Track: “Downtown Seoul”
Album: Sweden (1995)
Is Sweden the best Mountain Goats record? A lot of fans contend that it is, and I think they’ve got a good case. The album opens with the extremely brutal “The Recognition Scene” and follows up with “Downtown Seoul.” Songs like “The Mess Inside” and “Half Dead” might be rougher, but there is no harder one-two punch in the catalog than the two songs that open up Sweden.
Every song on Sweden has a Swedish sentence written next to it in the liner notes. For “Downtown Seoul” it is very simple: “He is younger than me.” The meaning of some of the Swedish sentences is tough to decipher, but this one seems to suggest that the song may be about John Darnielle himself. It predates the autobiographical records like The Sunset Tree, but it’s easy to see how Darnielle sympathizes with his narrator here. In the first verse their beloved walks across a square in Seoul. They are consumed by the moment. “As the rest of my life went by,” they say.

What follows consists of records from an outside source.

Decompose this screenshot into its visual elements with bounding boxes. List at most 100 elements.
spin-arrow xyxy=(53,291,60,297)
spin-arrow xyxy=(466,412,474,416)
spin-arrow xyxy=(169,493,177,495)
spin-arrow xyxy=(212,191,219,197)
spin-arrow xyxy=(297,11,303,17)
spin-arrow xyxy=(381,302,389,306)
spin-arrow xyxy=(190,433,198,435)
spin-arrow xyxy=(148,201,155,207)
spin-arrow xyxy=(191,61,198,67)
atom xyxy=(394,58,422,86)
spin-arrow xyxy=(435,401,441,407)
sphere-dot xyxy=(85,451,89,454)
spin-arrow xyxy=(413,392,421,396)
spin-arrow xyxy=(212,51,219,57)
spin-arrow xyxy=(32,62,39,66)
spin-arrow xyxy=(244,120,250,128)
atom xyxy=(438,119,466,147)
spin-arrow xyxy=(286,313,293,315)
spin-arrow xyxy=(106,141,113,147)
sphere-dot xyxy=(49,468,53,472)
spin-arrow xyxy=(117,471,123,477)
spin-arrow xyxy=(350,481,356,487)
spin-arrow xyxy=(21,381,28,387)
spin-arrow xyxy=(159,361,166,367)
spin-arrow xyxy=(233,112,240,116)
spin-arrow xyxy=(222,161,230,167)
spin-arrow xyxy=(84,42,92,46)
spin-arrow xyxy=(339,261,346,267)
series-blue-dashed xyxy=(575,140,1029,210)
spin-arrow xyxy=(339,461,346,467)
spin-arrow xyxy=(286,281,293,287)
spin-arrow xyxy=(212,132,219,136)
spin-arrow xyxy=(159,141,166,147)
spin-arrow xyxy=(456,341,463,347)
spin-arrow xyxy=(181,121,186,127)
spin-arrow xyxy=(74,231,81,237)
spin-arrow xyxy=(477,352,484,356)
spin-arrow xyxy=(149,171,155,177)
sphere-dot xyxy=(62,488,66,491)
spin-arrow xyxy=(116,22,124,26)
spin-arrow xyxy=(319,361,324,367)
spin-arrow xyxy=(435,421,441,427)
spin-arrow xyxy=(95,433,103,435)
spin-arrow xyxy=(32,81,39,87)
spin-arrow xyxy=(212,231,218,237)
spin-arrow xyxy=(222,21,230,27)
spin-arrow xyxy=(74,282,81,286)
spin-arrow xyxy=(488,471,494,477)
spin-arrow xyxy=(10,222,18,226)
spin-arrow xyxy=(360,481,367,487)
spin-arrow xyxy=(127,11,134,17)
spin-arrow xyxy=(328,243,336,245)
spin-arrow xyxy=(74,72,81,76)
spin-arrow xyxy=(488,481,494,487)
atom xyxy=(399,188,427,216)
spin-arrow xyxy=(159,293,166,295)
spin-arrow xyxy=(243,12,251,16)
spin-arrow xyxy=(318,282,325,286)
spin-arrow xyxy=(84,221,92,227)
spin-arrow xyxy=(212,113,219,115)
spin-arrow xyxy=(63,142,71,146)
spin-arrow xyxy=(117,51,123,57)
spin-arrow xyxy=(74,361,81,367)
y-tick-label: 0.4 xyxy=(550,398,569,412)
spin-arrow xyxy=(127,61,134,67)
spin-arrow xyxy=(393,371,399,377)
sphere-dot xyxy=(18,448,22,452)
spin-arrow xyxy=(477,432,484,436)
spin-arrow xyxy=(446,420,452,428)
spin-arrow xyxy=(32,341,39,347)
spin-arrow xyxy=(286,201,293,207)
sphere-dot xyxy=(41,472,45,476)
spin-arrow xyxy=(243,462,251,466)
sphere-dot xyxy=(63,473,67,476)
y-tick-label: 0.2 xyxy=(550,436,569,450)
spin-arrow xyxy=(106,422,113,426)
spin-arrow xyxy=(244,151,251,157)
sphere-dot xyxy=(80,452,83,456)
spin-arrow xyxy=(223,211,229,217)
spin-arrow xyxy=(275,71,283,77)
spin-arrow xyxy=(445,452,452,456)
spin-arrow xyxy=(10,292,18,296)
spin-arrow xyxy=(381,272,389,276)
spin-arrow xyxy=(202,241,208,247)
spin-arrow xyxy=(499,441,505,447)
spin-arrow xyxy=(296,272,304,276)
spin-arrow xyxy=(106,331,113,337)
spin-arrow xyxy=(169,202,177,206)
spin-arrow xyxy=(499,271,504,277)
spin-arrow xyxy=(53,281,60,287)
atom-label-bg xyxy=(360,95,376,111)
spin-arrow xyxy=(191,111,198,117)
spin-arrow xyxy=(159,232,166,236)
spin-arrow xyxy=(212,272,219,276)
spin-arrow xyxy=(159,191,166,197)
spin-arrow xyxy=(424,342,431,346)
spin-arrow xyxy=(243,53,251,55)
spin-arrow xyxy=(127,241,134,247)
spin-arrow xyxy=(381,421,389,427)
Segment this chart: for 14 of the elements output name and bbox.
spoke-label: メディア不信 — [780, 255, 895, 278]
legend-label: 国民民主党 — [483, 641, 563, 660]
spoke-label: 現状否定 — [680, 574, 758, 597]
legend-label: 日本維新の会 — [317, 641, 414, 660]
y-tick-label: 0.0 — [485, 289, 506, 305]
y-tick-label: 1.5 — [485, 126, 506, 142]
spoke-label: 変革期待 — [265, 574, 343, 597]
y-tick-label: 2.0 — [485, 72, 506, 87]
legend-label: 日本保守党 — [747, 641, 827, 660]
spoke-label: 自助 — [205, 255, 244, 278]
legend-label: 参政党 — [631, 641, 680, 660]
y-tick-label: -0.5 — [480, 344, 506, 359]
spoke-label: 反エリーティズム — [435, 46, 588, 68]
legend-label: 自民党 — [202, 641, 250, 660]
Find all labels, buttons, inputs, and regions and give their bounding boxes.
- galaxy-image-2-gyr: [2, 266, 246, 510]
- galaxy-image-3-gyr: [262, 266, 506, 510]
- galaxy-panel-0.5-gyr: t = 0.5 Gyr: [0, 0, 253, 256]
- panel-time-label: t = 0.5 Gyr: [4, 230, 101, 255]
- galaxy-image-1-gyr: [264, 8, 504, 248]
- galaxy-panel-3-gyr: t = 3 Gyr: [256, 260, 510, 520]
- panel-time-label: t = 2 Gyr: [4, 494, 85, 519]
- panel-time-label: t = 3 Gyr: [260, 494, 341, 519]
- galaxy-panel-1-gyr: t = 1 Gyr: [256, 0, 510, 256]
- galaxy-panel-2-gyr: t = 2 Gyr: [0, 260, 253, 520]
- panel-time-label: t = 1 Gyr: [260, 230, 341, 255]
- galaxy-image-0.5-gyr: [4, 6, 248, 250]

What makes this song so wonderful is the specificity. Most love songs talk about generic love, but the Mountain Goats offer you a moment where a person takes another’s finger in their mouth and rests it lightly on their tongue. It sounds strange, but you know what it means. We are all different and we cannot totally explain the best moments of our lives to other people, because they were not there. “I remember your eyelids,” they say, and we also remember something extremely exact and indescribable about someone we loved in a place far away from our present.